Hillbilly Elegy also notes that Appalachia’s economic woes may not be the result of government programs. For example:
Efforts to reinvent downtown Middletown always struck me as futile. People didn’t leave because our downtown lacked trendy cultural amenities. The trendy cultural amenities left because there weren’t enough consumers in Middletown to support them. And why weren’t there enough well-paying consumers? Because there weren’t enough jobs to employ those consumers. Downtown Middletown’s struggles were a symptom of everything else happening to Middletown’s people, especially the collapsing importance of Armco Kawasaki Steel.
Hillbilly Elegy paints an accurate picture of hopelessness and despair in Appalachia but fails in its attempt to blame that on a culture of dependency created by government programs. It relies on tales of welfare recipients unwilling to work and users of food stamps who have phones that the young Vance cannot afford, an argument that is not unlike Reagan’s citation of “welfare queens” as evidence that abuses by some beneficiaries of a program justify its elimination.
Some reviews of Hillbilly Elegy have been neutral about its message. For example, Jennifer Senior in The New York Times wrote: “Mr. Vance doesn’t have all the answers. But he’s advancing the conversation.” I have found only two reviews in major publications that were hostile to the message — one by Sarah Jones in The New Republic and another by Alec MacGillis in The Atlantic. Jones wrote that the book “is little more than a list of myths about welfare queens repackaged as a primer on the white working class. Vance’s central argument is that hillbillies themselves are to blame for their troubles.” Jones asked, “How do you get off the dole when there’s not enough work to go around? Frequently, you don’t.”
MacGillis was more illuminating, writing that Vance is wrong
that the burden of fixing things falls entirely on his people. The problems he describes—the reasons life in Middletown got tougher for his mom’s generation than it was for Mamaw and Papaw when they came north for work—have plenty to do with decisions by “governments or corporations.” The government and corporations have presided over the rise of new monopolies, the effect of which has been to concentrate wealth in a handful of companies and regions. The government and corporations welcomed China into the World Trade Organization; more and more economists now believe that move hastened the erosion of American manufacturing, by encouraging U.S. companies to shift operations offshore.

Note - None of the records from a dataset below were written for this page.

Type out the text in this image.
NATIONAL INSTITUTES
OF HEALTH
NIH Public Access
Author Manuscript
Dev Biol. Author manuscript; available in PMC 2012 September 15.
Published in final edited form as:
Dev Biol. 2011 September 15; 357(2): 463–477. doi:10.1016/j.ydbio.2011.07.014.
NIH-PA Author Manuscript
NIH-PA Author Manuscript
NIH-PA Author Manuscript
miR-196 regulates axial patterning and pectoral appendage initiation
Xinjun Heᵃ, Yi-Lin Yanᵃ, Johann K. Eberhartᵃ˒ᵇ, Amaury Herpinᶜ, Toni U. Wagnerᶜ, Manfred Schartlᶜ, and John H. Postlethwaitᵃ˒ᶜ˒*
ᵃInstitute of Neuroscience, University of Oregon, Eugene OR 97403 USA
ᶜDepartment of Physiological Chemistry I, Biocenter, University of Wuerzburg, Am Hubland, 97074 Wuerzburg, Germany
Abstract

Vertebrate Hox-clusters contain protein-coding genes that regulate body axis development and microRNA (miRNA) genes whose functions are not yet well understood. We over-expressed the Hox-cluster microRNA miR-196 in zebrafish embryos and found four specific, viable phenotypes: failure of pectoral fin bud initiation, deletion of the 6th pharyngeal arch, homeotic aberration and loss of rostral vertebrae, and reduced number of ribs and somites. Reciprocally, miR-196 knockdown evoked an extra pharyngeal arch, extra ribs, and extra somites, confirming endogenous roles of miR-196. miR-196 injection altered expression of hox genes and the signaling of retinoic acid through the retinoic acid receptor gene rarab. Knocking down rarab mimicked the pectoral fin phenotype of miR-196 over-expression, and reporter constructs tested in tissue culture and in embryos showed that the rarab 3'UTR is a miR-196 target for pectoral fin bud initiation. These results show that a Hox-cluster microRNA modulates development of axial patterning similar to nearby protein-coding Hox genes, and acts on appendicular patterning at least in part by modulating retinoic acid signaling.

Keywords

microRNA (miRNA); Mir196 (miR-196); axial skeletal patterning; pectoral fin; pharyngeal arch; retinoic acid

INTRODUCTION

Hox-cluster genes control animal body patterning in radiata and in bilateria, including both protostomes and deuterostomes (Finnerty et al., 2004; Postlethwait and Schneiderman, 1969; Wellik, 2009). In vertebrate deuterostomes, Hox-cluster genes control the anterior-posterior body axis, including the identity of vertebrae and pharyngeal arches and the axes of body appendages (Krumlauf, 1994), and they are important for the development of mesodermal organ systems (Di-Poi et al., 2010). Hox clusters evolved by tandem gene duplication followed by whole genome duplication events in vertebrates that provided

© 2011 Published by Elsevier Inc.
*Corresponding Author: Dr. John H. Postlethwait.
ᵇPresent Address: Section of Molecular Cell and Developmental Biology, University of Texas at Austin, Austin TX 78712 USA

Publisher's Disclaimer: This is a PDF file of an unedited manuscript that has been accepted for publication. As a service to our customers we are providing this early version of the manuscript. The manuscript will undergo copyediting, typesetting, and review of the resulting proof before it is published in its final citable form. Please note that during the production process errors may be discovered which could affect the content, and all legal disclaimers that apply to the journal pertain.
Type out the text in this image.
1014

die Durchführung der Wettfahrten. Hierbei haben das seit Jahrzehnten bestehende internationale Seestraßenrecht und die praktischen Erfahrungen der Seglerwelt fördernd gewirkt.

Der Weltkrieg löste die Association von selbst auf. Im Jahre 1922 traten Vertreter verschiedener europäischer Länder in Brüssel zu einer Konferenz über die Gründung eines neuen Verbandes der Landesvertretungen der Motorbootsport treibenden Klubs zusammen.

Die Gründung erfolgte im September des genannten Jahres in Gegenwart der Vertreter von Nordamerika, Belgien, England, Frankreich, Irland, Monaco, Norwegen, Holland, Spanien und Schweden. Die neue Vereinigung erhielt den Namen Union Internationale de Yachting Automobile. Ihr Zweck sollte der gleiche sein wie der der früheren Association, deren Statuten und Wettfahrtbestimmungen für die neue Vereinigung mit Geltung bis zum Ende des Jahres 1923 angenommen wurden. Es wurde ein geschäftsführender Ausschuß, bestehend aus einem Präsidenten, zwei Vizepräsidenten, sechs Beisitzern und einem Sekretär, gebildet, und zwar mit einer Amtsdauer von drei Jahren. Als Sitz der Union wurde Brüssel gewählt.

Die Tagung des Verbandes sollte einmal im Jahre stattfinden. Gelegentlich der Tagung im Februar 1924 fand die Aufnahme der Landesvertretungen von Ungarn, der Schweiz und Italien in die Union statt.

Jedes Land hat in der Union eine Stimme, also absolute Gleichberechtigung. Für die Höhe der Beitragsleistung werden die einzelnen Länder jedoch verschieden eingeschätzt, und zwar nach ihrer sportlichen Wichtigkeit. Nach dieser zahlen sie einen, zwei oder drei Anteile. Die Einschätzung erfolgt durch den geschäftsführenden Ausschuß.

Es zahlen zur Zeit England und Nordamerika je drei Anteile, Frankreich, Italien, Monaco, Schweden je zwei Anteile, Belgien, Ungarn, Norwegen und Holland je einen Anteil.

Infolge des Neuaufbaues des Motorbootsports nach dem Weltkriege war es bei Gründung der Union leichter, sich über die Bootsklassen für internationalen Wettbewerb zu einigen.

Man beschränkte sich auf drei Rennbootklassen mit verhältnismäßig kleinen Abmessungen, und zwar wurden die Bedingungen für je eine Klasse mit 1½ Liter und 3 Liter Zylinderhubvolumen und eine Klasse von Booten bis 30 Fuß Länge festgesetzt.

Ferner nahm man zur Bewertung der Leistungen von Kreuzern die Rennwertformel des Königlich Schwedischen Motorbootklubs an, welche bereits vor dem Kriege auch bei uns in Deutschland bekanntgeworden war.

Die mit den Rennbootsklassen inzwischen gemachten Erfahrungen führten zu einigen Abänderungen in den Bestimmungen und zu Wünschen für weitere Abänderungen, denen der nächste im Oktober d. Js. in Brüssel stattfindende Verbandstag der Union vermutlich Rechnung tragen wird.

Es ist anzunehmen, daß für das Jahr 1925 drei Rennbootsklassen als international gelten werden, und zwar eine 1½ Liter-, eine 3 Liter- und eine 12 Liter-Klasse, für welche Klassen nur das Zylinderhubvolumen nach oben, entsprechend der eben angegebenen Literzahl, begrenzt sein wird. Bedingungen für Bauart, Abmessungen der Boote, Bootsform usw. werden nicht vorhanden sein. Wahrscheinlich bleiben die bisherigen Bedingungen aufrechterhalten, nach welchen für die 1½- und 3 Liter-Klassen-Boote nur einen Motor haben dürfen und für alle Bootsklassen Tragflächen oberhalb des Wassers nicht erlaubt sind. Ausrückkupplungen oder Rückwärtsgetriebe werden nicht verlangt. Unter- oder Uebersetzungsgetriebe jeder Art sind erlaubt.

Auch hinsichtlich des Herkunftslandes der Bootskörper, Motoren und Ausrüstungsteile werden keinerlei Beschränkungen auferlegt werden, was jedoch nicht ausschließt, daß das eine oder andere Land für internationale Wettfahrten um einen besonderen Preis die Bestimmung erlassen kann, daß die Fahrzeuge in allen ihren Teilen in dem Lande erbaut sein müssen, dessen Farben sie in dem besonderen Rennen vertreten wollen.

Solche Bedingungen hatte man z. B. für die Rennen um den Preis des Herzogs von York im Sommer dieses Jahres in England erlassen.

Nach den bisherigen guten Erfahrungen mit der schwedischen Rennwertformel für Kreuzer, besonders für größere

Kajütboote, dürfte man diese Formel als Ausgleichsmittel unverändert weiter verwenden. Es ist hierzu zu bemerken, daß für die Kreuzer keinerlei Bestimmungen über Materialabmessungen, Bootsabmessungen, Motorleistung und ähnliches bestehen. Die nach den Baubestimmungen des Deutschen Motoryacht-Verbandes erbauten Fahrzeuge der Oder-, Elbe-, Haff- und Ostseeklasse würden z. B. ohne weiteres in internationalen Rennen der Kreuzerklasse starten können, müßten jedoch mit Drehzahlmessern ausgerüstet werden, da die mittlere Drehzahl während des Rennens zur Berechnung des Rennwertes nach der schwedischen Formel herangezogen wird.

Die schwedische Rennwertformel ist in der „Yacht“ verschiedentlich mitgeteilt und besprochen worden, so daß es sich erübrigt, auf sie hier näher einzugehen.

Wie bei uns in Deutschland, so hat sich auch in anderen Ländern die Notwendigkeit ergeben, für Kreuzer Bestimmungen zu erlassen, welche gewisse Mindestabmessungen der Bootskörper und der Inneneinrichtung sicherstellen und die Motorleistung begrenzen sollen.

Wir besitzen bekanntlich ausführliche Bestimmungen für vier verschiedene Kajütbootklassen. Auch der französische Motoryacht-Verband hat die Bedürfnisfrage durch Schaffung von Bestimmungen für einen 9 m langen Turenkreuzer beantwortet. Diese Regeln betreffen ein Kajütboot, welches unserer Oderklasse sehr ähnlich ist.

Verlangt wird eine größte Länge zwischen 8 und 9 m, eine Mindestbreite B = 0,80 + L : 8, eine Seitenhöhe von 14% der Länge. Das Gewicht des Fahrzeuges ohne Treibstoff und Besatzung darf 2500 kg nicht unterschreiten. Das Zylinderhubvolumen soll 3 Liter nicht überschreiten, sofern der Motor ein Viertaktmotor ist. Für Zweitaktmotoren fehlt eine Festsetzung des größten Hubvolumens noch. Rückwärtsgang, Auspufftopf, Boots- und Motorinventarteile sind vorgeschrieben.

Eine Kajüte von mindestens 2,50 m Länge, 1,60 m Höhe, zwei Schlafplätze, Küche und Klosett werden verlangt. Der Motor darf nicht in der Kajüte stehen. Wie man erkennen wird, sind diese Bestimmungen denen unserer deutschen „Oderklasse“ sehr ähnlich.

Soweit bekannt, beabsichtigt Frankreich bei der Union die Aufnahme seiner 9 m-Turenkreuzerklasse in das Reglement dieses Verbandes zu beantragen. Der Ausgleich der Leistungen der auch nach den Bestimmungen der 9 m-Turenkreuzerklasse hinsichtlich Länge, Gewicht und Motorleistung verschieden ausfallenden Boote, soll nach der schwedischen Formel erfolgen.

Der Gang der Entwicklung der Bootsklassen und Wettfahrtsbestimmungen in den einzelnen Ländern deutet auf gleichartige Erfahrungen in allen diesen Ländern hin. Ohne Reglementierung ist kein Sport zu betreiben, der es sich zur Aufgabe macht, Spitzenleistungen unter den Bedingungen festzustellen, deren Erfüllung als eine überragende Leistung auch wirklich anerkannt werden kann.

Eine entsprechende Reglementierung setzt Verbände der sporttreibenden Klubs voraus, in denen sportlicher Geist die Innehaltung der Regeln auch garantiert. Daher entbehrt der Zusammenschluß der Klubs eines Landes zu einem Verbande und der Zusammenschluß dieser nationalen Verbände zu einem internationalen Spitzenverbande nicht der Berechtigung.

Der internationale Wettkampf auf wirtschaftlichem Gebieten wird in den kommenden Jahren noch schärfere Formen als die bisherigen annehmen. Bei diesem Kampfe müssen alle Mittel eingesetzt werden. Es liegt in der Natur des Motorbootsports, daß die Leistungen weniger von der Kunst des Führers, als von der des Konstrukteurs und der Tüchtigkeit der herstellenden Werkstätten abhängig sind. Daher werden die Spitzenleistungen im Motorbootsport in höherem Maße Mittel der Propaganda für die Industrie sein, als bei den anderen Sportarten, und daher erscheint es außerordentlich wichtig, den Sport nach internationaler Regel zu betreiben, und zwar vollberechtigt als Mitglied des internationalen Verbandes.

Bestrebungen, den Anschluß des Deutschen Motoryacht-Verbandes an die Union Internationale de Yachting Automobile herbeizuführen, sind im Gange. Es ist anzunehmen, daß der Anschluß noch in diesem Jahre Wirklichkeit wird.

The government and corporations each did their part to weaken organized labor, which once boosted wages and strengthened the social fabric in places like Middletown. More recently, the government has accelerated the decline of the coal industry, on environmentally defensible grounds but with awfully little in the way of remedies for those affected.
I agree with Vance that there is a sense of despair in Appalachia, but I vehemently disagree with his diagnosis that government programs are the cause and his implied prescription that government withdrawal would enable Appalachians to throw off their dependency and recover a mythical past of prosperity and happiness.
I wonder whether my disagreements with Vance may be related to another difference in our profiles. I grew up when Roosevelt’s New Deal was lifting the prosperity, spirits and aspirations of my family and our neighbors. Vance experienced the Reagan-Bush-Clinton years when government became “the problem, not the solution.”
Like Vance, I rose from poverty to success and relative affluence. Unlike Vance, I want the ladders he and I used to remain available, and I would provide more assistance to those whose circumstances or condition prevent their using any ladder.